Robin/Reeve, our protagonist, has done a lot of living in the more than 200 years (or seven or eight gigasecs, since this star-spanning culture measures time in large groups of seconds rather than days, months or years) since being born. Most recently he was a soldier for an army battling an unknown but omnipresent enemy that used a computer worm called Curious Yellow to corrupt the network of gates that underlie the galactic polity and destroy the single, uber-Libertarian minimalist government that organized human space. For most of his enlistment Robin was a battalion of tanks (see the previous paragraph) but reverted to orthohuman form (what you and I think of as normal) and joined the intelligence group just before his side won.
What did winning mean, though? The perpetrators of the worm were unknown and remained so to a large degree even after defeat. The Linebarger Cats, Robin’s army, won by capturing or destroying a significant majority of the infected gates, replacing them and shipping every human through the clean ones.

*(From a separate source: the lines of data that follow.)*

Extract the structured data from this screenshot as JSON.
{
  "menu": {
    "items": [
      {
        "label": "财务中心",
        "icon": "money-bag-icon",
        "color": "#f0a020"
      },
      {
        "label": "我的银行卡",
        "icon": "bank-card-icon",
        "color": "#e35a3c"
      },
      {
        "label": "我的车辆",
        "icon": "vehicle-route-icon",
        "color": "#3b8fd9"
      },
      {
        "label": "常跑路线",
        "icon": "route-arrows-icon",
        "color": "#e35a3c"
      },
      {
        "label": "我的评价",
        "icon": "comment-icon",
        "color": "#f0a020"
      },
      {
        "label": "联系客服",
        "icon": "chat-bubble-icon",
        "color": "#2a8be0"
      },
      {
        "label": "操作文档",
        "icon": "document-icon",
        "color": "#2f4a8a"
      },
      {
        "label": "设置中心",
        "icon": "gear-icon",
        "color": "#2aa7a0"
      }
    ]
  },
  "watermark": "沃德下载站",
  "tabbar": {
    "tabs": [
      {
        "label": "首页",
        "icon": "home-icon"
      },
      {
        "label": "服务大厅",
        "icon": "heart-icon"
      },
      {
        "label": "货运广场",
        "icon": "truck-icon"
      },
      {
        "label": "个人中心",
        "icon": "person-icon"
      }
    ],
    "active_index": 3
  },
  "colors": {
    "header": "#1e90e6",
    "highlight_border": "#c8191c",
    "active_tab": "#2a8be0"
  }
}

But the worm was, as you’d expect, quite capable of forcing the infected people to fight on its behalf so the war was extremely bloody and traumatic. Robin, even after memory surgery to remove the worst of it, is still in need of therapy to recover and signs up to participate in an experimental polity that offers hope of just that.
He wakes up ‘inside’ as Reeve, a petite female, having undergone further surgery that deleted his memory of choosing to switch genders and deciding to go in to a Truman-show like recreation of the late 20th Century. And she is not very happy, especially when her cohort of ten new citizens are told to divide up–immediately–into male/female pairs. Leaving things until a bit late, her choice of mates is reduced to a quiet man called Sam.
You see, the years from 1950 through 2040 are (at the time of Glasshouse) considered a dark age, dark in the sense that very little knowledge remains of the period when humanity went from the steam engine to the Singlarity. Records were lost due to inefficient, incompatible storage mechanisms and so society’s understanding of its formation has vanished. Three scholars, Doctors Yourdon, Fiore and Hanta, have proposed this experiment as an attempt to recreate the lost knowledge.
If it were that simple, the novel would more than likely have been trivial and unworthy of Stross’ talent, so of course that’s not it at all. Robin’s military past is very much a part of why he volunteered, as is Curious Yellow. And Charlie, despite dropping dazzling sci-fi tech left and right (lesser authors would have milked this for a bloated trilogy), focuses on the emotional battle of Reeve, Sam and a few others against the three experimentalists.